Ян Левченко – Другая наука. Русские формалисты в поисках биографии (страница 13)
В этой статье не происходит качественного концептуального скачка, зато осуществляется перенос внимания: вместо изменяющейся во времени системы, имеющей начало и конец, речь заходит о характеристиках самого временного континуума. Тынянов реконструирует и видоизменяет позицию Эйхенбаума, для которого быт не склад литературных потенций, а среда, складывающаяся вокруг литературы[73]. По реакции Эйхенбаума на тыняновскую работу 1924 г. видно, что для него не существует иного способа изучения «литературности», кроме как «в плане собственно эволюционном» [Эйхенбаум, 2001 (а), с. 68]. Факты предстают функциональными переменными, которые конкретизируются лишь при наличии внятной теоретической концепции истории. Недостаток последней Эйхенбаум хорошо осознавал. Соответственно, Тынянова здесь интересует не то, как изменяется конкретная система, а то, какова функция данной системы в истории. Такая постановка проблемы сигнализирует как о последовательном реляционизме Тынянова, его опоязовском отрицании телеологии, так и о готовности к той истории литературы, путь к которой намечался Эйхенбаумом еще в «Лермонтове» (1924). Имеется в виду история влияний, бытовой фактологии, рецепции, иными словами, актуализация телеологии в пространстве истории литературы[74]. Аспект целеполагания предусматривает также возможность соотнесения литературы с такими конструктивными рядами, которые не имеют предпосылок становиться литературой и этой своей стороной привлекают исследователя.

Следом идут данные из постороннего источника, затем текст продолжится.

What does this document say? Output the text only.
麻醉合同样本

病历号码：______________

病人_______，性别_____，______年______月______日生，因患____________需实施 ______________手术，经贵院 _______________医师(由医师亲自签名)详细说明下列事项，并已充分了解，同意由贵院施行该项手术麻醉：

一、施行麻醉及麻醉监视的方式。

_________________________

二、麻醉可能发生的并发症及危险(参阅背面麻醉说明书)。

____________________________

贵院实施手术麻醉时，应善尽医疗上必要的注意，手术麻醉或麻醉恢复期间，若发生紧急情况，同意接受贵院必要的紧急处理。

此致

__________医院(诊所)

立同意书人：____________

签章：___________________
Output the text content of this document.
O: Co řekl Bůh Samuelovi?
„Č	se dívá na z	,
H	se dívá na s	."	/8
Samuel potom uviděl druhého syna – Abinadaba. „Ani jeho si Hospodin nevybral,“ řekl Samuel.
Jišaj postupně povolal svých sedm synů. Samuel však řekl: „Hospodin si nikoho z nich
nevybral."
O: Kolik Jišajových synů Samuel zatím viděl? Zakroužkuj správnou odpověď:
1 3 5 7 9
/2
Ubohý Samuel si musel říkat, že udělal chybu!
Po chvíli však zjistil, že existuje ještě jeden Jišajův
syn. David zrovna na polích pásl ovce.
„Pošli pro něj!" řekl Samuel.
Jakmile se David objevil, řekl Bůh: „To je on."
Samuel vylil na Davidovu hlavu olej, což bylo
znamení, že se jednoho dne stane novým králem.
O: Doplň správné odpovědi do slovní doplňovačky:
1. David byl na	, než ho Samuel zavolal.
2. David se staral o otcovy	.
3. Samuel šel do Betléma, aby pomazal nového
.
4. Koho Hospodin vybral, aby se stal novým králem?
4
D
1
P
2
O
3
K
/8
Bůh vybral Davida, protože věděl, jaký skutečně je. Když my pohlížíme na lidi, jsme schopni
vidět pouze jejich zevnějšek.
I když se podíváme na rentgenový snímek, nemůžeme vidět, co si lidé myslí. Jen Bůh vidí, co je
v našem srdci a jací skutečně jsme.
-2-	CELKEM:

Литературная личность Шкловского образует со своим прототипом корреляцию, а порой и оппозицию. Эйхенбаум, напротив, сознательно остается в тени собственной рефлексии, будучи, по мнению друга, «человеком ясной, незапутанной мысли»[75]. Чувство причастности времени для него слишком тяжкий груз, чтобы пытаться с его помощью драматизировать свою историческую судьбу, сделать из себя литературу. Работа для Эйхенбаума гораздо более отделена от жизни, чем для Шкловского. Так, в 1921 г., уже присягнув формализму строгим разбором «Шинели», Эйхенбаум по поводу своего места в истории пишет пылкую, пронизанную даже не акмеистским, но символистским пафосом заметку «Миг сознания». Здесь совпадение «Я» и истории трактуется не как задача повседневного труда, а как испытание, возмездие, высшая точка страдания[76]. Работа историка для Эйхенбаума – это попытка растворить в истории свое «Я», отдать свою частность общей стихии, тогда как Шкловский претендует на управление историей, концептуализирует ее движение и при первых же признаках стабилизации процесса теряет к нему интерес. Время для него конкретно заполнено, для Эйхенбаума же оно
Таким образом, можно считать, что «Литературный факт» корректирует теорию Шкловского, проговаривая ее до логического конца и тем самым трансформируя. «Эволюция» же, по-своему борясь с кризисом формализма, выносит на суд историка (Эйхенбаума) теоретическую эссенцию его деятельности. В таком контексте последнее теоретическое выступление Тынянова – декларация 1929 г., написанная в соавторстве с Якобсоном, – представляет собой ретроспективную модель формалистской критики, служит своего рода «завершением обрамления», после которой сюжет развертывания формалистской теории завершается.
Часть вторая
Виктор шкловский: поступок и повествование
IV. «Конь поворачивает голову». Фигуры метатекста в прозе 1923 года
Под словом «фигура» здесь подразумевается не конкретный троп, но их совокупность, маркированное использование языка в противоположность немаркированной модели «практического» языка. Последний существует именно в виде модели, наблюдать его эмпирически невозможно. Поэтому фигура не противопоставлена словоупотреблению обыденного языка, но входит в него на равных правах с «прямыми» значениями, вступает с ними в продуктивное взаимодействие[77]. Это может быть и семантический сдвиг привычного слова (вплоть до его «самовитой» разновидности у футуристов), и «разрушенный» синтаксис, и обновление целой жанровой структуры, и ревизия отношений автора, повествователя и героя.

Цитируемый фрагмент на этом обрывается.